One important difference between implementation-defined languages, in which there is a single canonical implementation that serves as a spec for alternative implementations (e.g. Racket or Rust) and standardized languages (e.g. Scheme or C++) is that the relationship between the compiler and the tooling is different. For Racket or Rust, tooling should generally support racket or rustc, and other compilers should additionally present similar pragmatics if they’d like to integrate into the tool ecosystem. For Scheme or C++, tools like geiser or cmake treat the compiler as a kind of pluggable component that may require some portability shims but ideally won’t. These days, implementation-defined languages are frequently treating the language, the build system, the documentation tools, and other important parts of the system as an integrated whole to be developed in concert with a view towards giving the user an easy time of things.
Standardized languages, by paying the cost of worse integration, gain many benefits. Multiple implementations means that each can specialize (e.g. interactive environment vs compiler speed vs generated code speed vs platform support vs static analysis). It also means that no one implementor controls the language, so it helps maintain an alignment of interests between users and implementors, because the implementors can’t “go rogue” as easily. It also allows a more deliberative approach to language evolution, because competing interests have a way of sharpening arguments and ideas.
I think that, in Haskell, we have the social dynamics of a standardized language. Because other implementations are possible (at least in our minds), we maintain a notional separation between GHC, GHCUp, Cabal, Stack, Haddock, HLS, etc. There is no “Haskell project” the way there is a Rust project or a Racket project, but rather there’s a variety of projects making useful Haskell things. The upside of this is that we can integrate new compilers, which can be a wonderful thing (e.g. the SML and Common Lisp worlds get lots of value from this, and it used to be common in Haskell to use Hugs for interactive development and GHC for building fast binaries). The downside of this is that it becomes harder to address cross-cutting concerns, we end up with more brittle integrations, and we risk more community splits. And social dynamics tend to be reflected in software architecture as well.

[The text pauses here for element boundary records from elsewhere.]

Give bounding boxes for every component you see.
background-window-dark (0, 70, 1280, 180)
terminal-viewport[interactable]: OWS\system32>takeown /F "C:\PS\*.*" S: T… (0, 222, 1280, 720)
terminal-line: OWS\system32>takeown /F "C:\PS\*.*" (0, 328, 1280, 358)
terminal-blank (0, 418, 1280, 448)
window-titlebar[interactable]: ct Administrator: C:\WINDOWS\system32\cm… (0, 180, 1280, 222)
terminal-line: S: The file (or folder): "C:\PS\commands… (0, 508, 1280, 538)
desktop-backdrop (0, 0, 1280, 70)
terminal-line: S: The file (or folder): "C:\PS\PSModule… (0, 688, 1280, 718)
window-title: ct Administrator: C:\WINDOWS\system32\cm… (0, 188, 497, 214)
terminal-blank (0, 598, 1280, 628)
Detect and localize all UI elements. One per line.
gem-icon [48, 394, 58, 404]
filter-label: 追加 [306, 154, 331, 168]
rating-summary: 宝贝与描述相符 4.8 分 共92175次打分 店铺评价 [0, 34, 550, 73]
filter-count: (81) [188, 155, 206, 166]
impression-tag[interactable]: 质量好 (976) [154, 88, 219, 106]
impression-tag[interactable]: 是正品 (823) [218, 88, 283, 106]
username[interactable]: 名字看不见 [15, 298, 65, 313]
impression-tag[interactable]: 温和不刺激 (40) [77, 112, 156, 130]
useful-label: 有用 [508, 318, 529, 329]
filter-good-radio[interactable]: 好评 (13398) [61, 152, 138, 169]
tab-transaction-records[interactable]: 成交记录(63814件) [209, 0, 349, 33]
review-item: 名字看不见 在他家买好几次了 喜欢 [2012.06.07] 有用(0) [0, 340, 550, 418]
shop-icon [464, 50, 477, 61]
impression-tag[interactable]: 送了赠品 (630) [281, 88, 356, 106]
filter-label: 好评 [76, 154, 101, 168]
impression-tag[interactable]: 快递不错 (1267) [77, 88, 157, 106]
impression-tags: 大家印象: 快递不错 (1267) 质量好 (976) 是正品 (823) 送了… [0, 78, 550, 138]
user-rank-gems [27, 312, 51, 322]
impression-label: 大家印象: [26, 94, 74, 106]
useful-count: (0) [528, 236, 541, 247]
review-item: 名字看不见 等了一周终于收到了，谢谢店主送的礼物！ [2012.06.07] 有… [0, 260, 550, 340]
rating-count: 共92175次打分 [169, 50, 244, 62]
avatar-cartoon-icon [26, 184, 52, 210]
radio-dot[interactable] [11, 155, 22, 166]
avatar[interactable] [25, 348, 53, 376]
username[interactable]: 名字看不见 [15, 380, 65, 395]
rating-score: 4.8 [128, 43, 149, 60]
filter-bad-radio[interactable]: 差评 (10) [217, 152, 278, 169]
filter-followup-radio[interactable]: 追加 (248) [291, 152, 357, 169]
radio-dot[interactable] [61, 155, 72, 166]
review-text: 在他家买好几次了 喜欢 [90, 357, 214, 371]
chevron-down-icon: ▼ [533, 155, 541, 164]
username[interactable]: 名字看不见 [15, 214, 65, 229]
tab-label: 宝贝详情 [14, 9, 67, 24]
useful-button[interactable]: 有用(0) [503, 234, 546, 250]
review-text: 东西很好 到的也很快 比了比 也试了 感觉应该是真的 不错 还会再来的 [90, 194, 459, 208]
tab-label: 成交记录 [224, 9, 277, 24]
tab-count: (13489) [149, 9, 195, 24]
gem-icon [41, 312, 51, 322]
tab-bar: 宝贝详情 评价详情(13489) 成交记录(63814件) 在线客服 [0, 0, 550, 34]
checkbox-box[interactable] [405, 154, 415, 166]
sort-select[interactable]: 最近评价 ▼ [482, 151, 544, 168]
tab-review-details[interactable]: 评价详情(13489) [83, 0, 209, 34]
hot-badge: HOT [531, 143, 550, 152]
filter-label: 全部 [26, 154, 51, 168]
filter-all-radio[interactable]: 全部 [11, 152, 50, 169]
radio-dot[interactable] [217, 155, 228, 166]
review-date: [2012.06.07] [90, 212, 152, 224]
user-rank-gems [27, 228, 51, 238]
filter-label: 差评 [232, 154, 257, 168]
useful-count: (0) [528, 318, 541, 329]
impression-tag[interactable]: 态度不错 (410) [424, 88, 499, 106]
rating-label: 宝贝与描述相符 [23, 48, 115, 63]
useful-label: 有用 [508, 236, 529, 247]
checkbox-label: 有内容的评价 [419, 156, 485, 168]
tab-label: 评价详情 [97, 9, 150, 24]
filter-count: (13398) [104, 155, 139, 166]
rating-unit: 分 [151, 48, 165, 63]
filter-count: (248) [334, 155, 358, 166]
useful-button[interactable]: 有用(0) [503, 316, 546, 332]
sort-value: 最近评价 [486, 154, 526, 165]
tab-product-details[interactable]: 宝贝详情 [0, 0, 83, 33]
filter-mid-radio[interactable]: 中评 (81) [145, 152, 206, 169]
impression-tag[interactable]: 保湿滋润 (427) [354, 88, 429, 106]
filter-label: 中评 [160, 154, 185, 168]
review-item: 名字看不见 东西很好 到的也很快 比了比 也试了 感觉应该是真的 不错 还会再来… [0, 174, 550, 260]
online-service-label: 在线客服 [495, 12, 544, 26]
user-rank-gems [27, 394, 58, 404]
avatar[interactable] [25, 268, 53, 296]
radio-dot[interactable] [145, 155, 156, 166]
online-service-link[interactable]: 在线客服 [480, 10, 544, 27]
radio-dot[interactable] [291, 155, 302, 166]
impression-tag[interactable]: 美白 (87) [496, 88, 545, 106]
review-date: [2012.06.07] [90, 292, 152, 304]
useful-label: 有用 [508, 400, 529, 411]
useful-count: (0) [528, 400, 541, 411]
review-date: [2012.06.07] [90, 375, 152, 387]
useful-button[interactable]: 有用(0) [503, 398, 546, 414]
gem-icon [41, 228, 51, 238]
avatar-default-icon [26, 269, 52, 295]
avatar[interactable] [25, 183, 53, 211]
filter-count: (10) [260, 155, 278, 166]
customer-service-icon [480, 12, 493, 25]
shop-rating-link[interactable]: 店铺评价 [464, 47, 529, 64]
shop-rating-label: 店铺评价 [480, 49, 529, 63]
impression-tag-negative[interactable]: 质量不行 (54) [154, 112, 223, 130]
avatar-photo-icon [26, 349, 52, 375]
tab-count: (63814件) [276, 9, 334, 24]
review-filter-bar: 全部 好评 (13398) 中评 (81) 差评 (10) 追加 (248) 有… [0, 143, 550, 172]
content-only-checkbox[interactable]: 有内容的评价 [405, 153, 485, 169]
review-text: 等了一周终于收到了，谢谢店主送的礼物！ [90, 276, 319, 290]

On the other hand, I also think it’s highly unlikely that another useful Haskell compiler will come into existence today (barring a couple of specialized use cases like Helium). A big part of the value of a programming language comes from network effects, and being compatible with all the great things on Hackage will require GHC-compatible implementations of things like Template Haskell, generics, GADTs, higher-rank polymorphism, etc. I think it’s much more likely that the future of Haskell compiler development lies in improvements to GHC. The benefits of a standardized language are a bit moot if only one implementation seems realistic.
This is just my thoughts about our situation - no specific recommendation of a path forward is in this post! That’s up to the various Haskell projects out there to think about and coordinate on.
TL;DR:
- Haskell is formally a standards-defined language, but is now an implementation-defined language in all but name (there is no maintained implementation of the most recent standard).
- Our social organizations and project structuring are based on the assumptions of a standards-defined language, which has costs and benefits. We pay the costs but don’t get most of the benefits anymore.